I’m pretty sure Ash won’t take it well, if I tell him any of this. But I’d never forgive myself if I didn’t try. I need him to know that on the night of his accident, I believe that – mad as it sounds – Jamie’s spirit occupied his body somehow. That what Jamie and I had was too good, too magical, for our premature goodbye. That our love simply shed its leaves for a season – a winter that arrived without warning – and now our summer has come again.
Chapter 27.
On a hot Friday night after work, Lara picks me up in a silver convertible.
I afford the vehicle the staggered gawp it deserves. ‘What is this?’
She pulls a face, despite the fact that with her shades and floral headband, the whole look really quite suits her. ‘It’s Mum’s, she loves it, she bought it right after Dad died, so no-one can say anything. It’s horrible, it’s embarrassing, get in.’
I smile, and do as I’m told.
‘Felix thinks she’d be offended if we got a hire car while we’re here. So... we’re just going to act like delusional OAPs for the evening, okay?’

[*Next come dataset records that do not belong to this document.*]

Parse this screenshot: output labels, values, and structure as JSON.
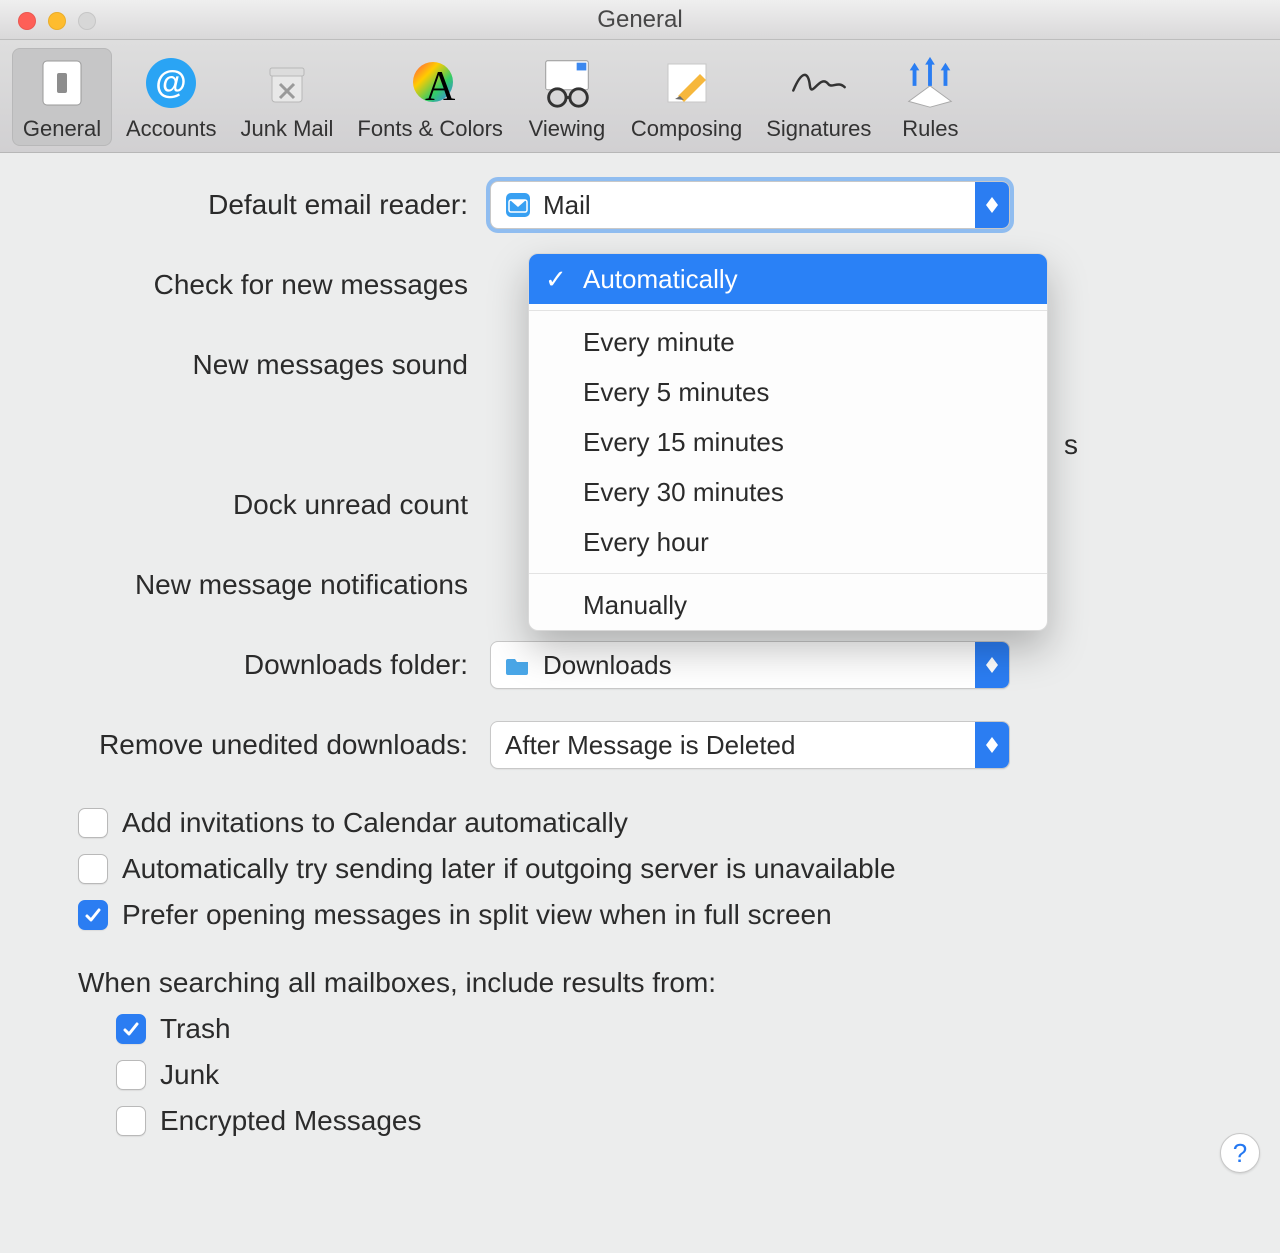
{
  "window": {
    "title": "General"
  },
  "toolbar": {
    "items": [
      {
        "label": "General"
      },
      {
        "label": "Accounts"
      },
      {
        "label": "Junk Mail"
      },
      {
        "label": "Fonts & Colors"
      },
      {
        "label": "Viewing"
      },
      {
        "label": "Composing"
      },
      {
        "label": "Signatures"
      },
      {
        "label": "Rules"
      }
    ]
  },
  "form": {
    "defaultReader": {
      "label": "Default email reader:",
      "value": "Mail"
    },
    "checkMessages": {
      "label": "Check for new messages",
      "selected": "Automatically",
      "options_group1": [
        "Automatically"
      ],
      "options_group2": [
        "Every minute",
        "Every 5 minutes",
        "Every 15 minutes",
        "Every 30 minutes",
        "Every hour"
      ],
      "options_group3": [
        "Manually"
      ]
    },
    "newSound": {
      "label": "New messages sound"
    },
    "trailing_letter": "s",
    "dockUnread": {
      "label": "Dock unread count"
    },
    "notifications": {
      "label": "New message notifications"
    },
    "downloadsFolder": {
      "label": "Downloads folder:",
      "value": "Downloads"
    },
    "removeUnedited": {
      "label": "Remove unedited downloads:",
      "value": "After Message is Deleted"
    }
  },
  "checks": {
    "addInvitations": {
      "label": "Add invitations to Calendar automatically",
      "checked": false
    },
    "autoSendLater": {
      "label": "Automatically try sending later if outgoing server is unavailable",
      "checked": false
    },
    "preferSplit": {
      "label": "Prefer opening messages in split view when in full screen",
      "checked": true
    }
  },
  "searchSection": {
    "label": "When searching all mailboxes, include results from:",
    "trash": {
      "label": "Trash",
      "checked": true
    },
    "junk": {
      "label": "Junk",
      "checked": false
    },
    "encrypted": {
      "label": "Encrypted Messages",
      "checked": false
    }
  },
  "help": {
    "label": "?"
  }
}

‘Why act?’ I say, pulling on my seatbelt. ‘I’m knackered. I quite fancy early retirement.’
Lara laughs, and starts the engine.
It doesn’t escape me how carefully she pulls away from the kerb.
There is a nature reserve a ten-minute drive from Norwich, on the south bank of the river Yare. Lara tells me she can’t be arsed to walk, that she knows a good bench. At this, I’m relieved – being July, it’s way too hot for hiking, and anyway, I’m wearing sandals.
She leads the way along a winding grassy path to a bench overlooking a glistening web of silver streams spun into the heart of the reed bed. It’s a private and tranquil corner of the reserve, a summer-lit segment of solitude, our only company the frogs and grebes and reed warblers and coots.
‘This is actually my dad’s bench,’ Lara says, as we gaze out over the cluster of lush green wetland. Above our heads, tiny vaporous clouds roll past, soft like kettle steam. ‘He loved this place.’
I turn to look at the brass plaque behind my right shoulder.